Xuemei Bai critiques a critique of the country's eco-city initiative.
China's Urban Revolution: Understanding Chinese Eco-Cities
By Austin Williams
It's easy to get a sense of China's rapid urbanization: overwhelming numbers and breathtaking images abound. In 40 years, the country's urban population has quadrupled to about 800 million, and its cities have tripled in number, to 657. To seek urban development with better economic, environmental and social outcomes, China has introduced many branding and accrediting schemes.
One is the eco-city. By 2016, at least 220 cities, towns, prefectures and districts had received the national accreditation for their socio-economically beneficial and ecologically 'clean' features such as renewable energy and water recycling. There is so much information on China's urban mosaic that it's hard to make sense of it.
In China's Urban Revolution, architect and writer Austin Williams attempts to do so, probing the country's eco-city experiment against the background of its socio-economic realities. The speed of change in China makes it extremely challenging to grasp what is happening and why: the social and political context can lose relevance rapidly, and so become risky to reference in as little as a decade. Williams should be commended for trying. He promises a nuanced view that is neither sinocentric nor biased towards the West — enticing for those who seek insights beyond blind criticism or blind optimism.

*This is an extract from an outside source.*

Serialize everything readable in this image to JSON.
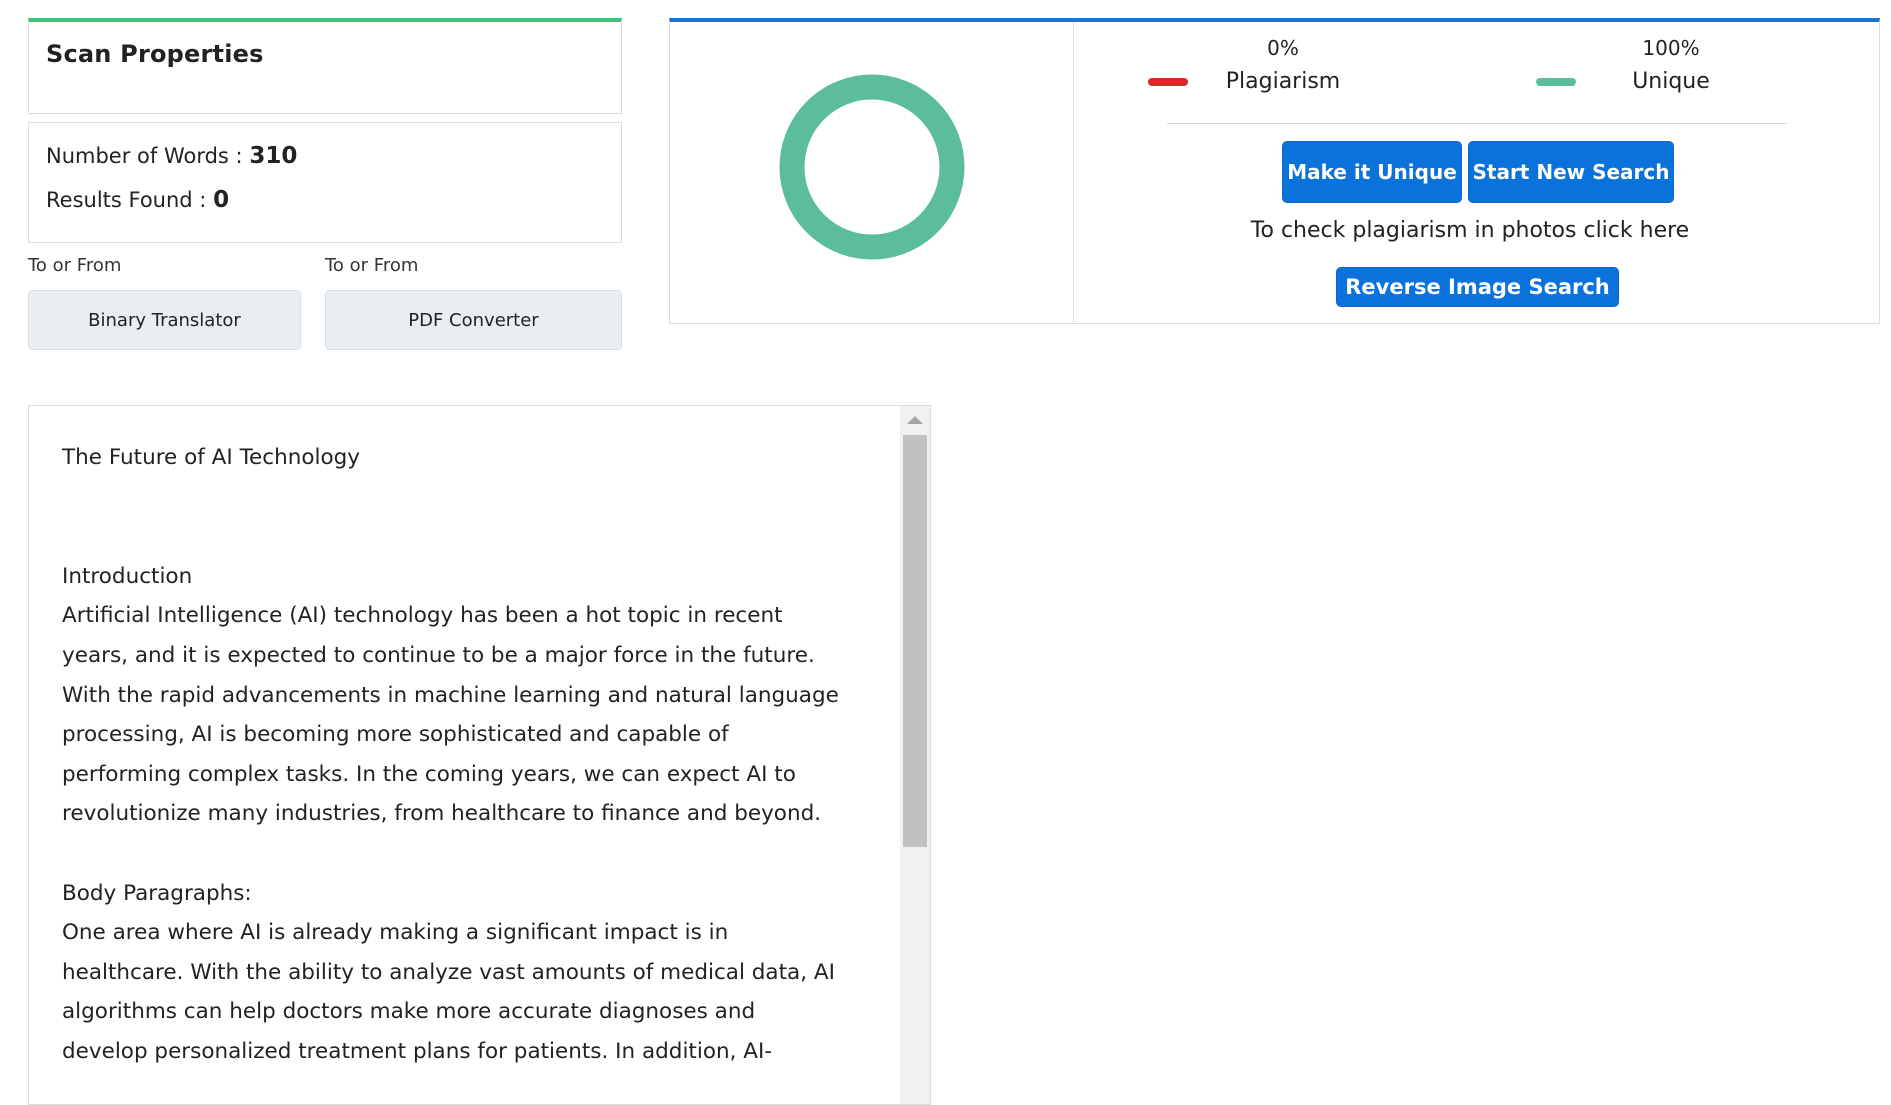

Unfortunately, the book falls short of this promise. Williams asserts that it is a “political assessment” of China's eco-urban initiatives, and that his exploration may “give rise to a number of contradictory viewpoints”. His perspectives are indeed often contradictory, sometimes drastically.
Williams declares that the concept of the eco-city is ill-defined. That is fair. He then says that this vagueness allows China to misrepresent itself as the eco-city capital of the world. Some of his criticisms are just, and are reflected in China. Several high-profile planned eco-cities, such as Dongtan near Shanghai, are still unbuilt; projects can end up as box-ticking; development may take priority over sustainability. However, Williams often interprets local malpractices or failures as pertaining to China as a whole, and links them to perceived underlying politics. What I miss is a serious critique on why projects fail, and what can be learnt. The book bolts anecdotes and fragmented (but valuable) facts into sweeping political or ideological conclusions, often without in-depth analysis.
Williams looks at Chinese eco-cities and their contexts through the lens of Western environmental thinking. He compares progressive Western scholarship on sustainability (such as biologist Rachel Carson's work in the 1960s) with mainstream practice in China at the time, and frames it as the West vs China. In truth, disparities between theory and practice are seen in many countries. It seems, too, that whatever China is doing, there is a Western thought leader whom Williams indicates must be an influence. This is fatiguing. It is not difficult to find as many arguments in China claiming that most of today's progressive environmental ideas are rooted in ancient Chinese philosophy.
At one point, Williams misinterprets the technical and cultural practices in Chinese calligraphy and poetry to make the shaky assertion that China has no concept of copyright. Further, he claims that China has been “nicking ideas from the West to fuel its own awakening” for the past four decades, although he adds that this is “no bad thing”. By contrast, he depicts Western nations as authentic, confident and with “a generally accepted narrative about their own societies over time”.
If Williams's criticisms are based on innocent misinterpretation, there are two likely reasons alongside the dizzying pace of change. First, the fine print around China's eco-cities can be lost in translation. The country's accrediting team clearly states that it includes cities, towns, districts and development zones, often all translated as eco-cities. Second, demonstration projects are common, to allow others to learn from front runners. Thus, eco-cities are more about recognizing process and effort than the end stage.
Williams concludes with a discussion of China's efforts in renewable-energy development, innovation and other relevant areas, and lists the country's top eco-cities — which are mentioned rarely, if at all, in earlier chapters. He even warns against Western bias when interpreting Chinese issues. I was left wondering whether the book's shifts in tone and perspective were the result of Williams's views evolving.
China's Urban Revolution is ultimately — as a collection of “contradictory viewpoints” — unsatisfying. But many of the facts presented are fascinating.